J Trauma. 2011 Aug;71(2):347-51. doi: 10.1097/TA.0b013e318220d746.
Trauma physician reimbursement at many trauma centers is based on an academic or employed model. However, private practice is also used, especially at community-based trauma centers. Commercial insurance companies acknowledge that trauma care should be reimbursed at a higher rate than elective practice, but they often lack the ability to separate these lines of business. Federal law also prevents groups that are not integrated from shared negotiation. The objective of this study was to develop a model for private practice billing that provides increased reimbursement for trauma line of business.
The hospital created a trauma contracting organization. This organization contracted with the hospital and insurance companies to deliver trauma care. It obtained fee schedules for trauma care that were greater than for elective surgical care. It then contracted with trauma physicians to deliver trauma care using those fee schedules and its provider number. Data from 2009 were evaluated to determine the impact.
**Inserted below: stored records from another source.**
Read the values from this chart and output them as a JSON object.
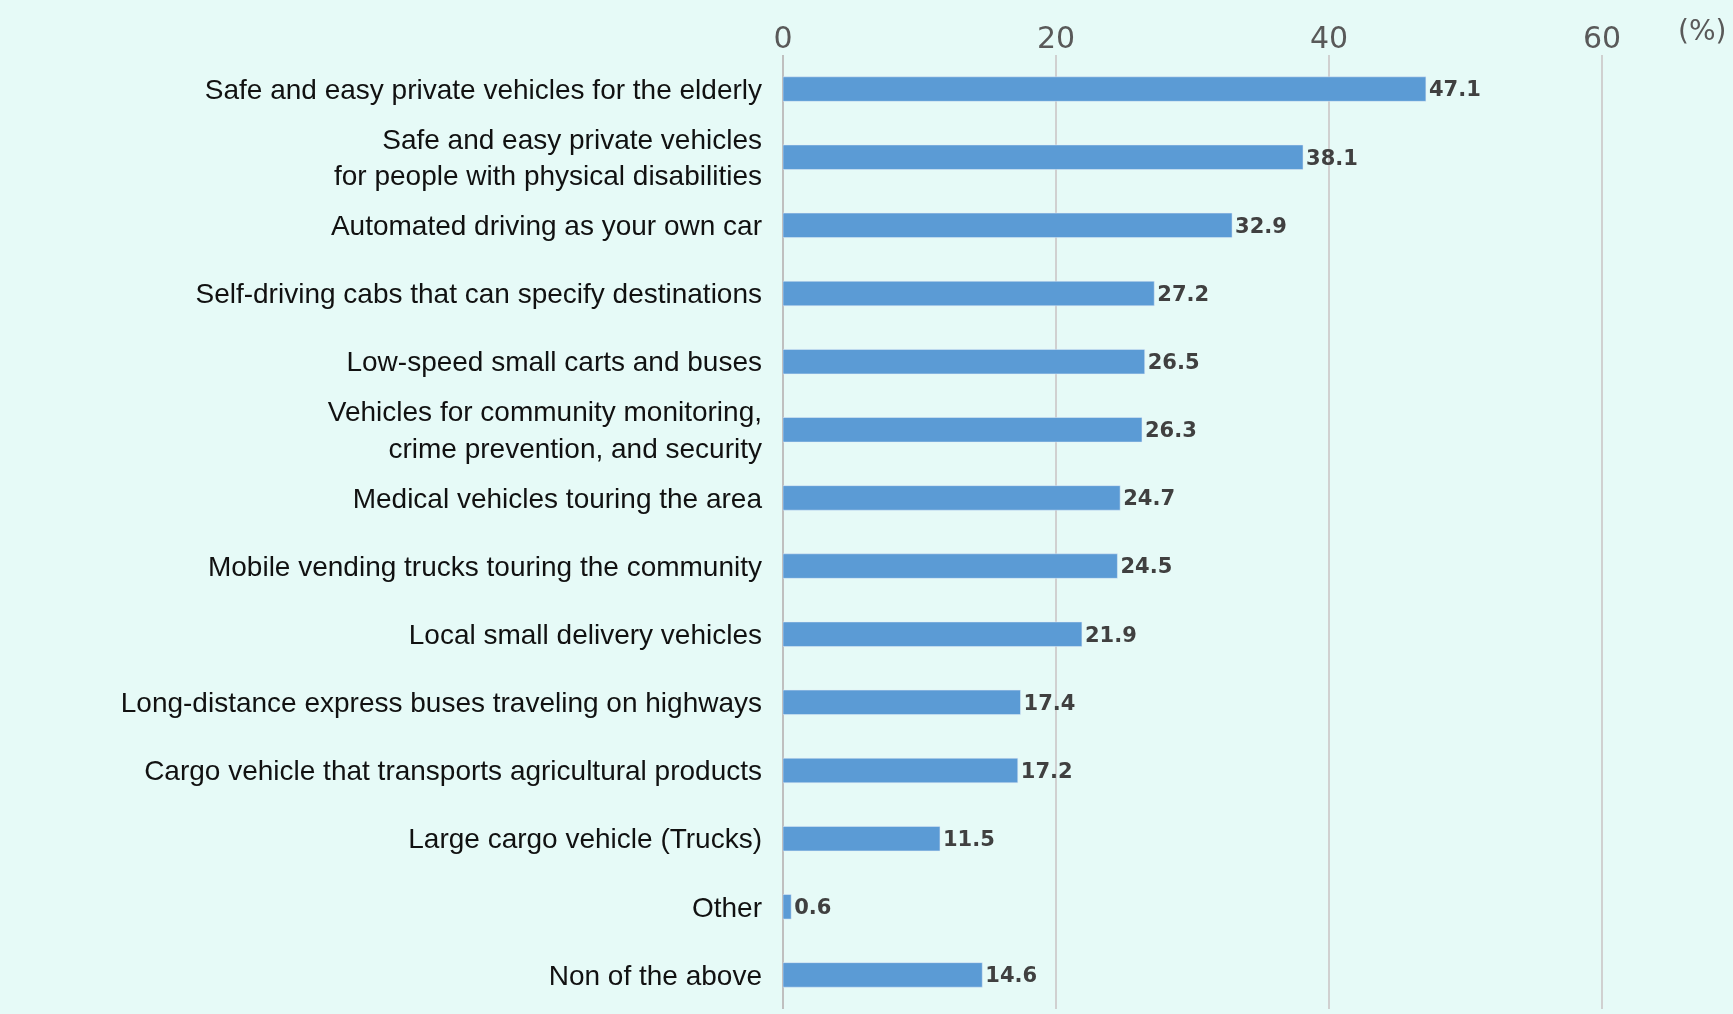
{
  "chart_data": {
    "type": "bar",
    "orientation": "horizontal",
    "xlabel": "(%)",
    "categories": [
      "Safe and easy private vehicles for the elderly",
      "Safe and easy private vehicles\nfor people with physical disabilities",
      "Automated driving as your own car",
      "Self-driving cabs that can specify destinations",
      "Low-speed small carts and buses",
      "Vehicles for community monitoring,\ncrime prevention, and security",
      "Medical vehicles touring the area",
      "Mobile vending trucks touring the community",
      "Local small delivery vehicles",
      "Long-distance express buses traveling on highways",
      "Cargo vehicle that transports agricultural products",
      "Large cargo vehicle (Trucks)",
      "Other",
      "Non of the above"
    ],
    "values": [
      47.1,
      38.1,
      32.9,
      27.2,
      26.5,
      26.3,
      24.7,
      24.5,
      21.9,
      17.4,
      17.2,
      11.5,
      0.6,
      14.6
    ],
    "color": "#5b9bd5",
    "xlim": [
      0,
      69.6
    ],
    "xticks": [
      0,
      20,
      40,
      60
    ],
    "grid": "x",
    "data_labels": true,
    "legend": false
  }
}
Reimbursement rates were evaluated for multiple carriers and compared between the trauma contracting organization and the standard practice. Rate of reimbursement for self-pay patients and government carriers (Medicare, Medicaid, and Champus) were the same for both: 7% of charges for self-pay and 25% of charges for government carriers. Commercial carriers provided increased reimbursement for the trauma line of business, averaging 7% to 10% more return on charges. The annualized impact was over $300,000 more reimbursement on over $5,000,000 in charges.
This model can provide a means to increase reimbursement for trauma care in a private practice environment.
许多创伤中心的创伤科医生报销是基于学术或受雇模式。然而,私人执业模式也被采用,尤其是在社区创伤中心。商业保险公司承认,创伤护理的报销率应高于选择性医疗服务,但它们往往缺乏区分这些业务线的能力。联邦法律也禁止未整合的团体进行联合谈判。本研究的目的是开发一种私人执业计费模式,以提高创伤业务线的报销额。
医院成立了一个创伤承包组织。该组织与医院和保险公司签订合同,提供创伤护理服务。它获得了高于选择性外科护理的创伤护理费用表。然后,它与创伤科医生签订合同,使用这些费用表及其提供者编号提供创伤护理服务。对2009年的数据进行评估以确定其影响。
对多家保险公司的报销率进行了评估,并在创伤承包组织和标准执业模式之间进行了比较。自费患者和政府承保方(医疗保险、医疗补助和军队医疗保健计划)的报销率相同:自费患者为收费的7%,政府承保方为收费的25%。商业承保方为创伤业务线提供了更高的报销额,平均收费回报率高出7%至10%。年化影响是在超过500万美元的收费基础上多报销超过30万美元。
该模式可以提供一种在私人执业环境中提高创伤护理报销额的方法。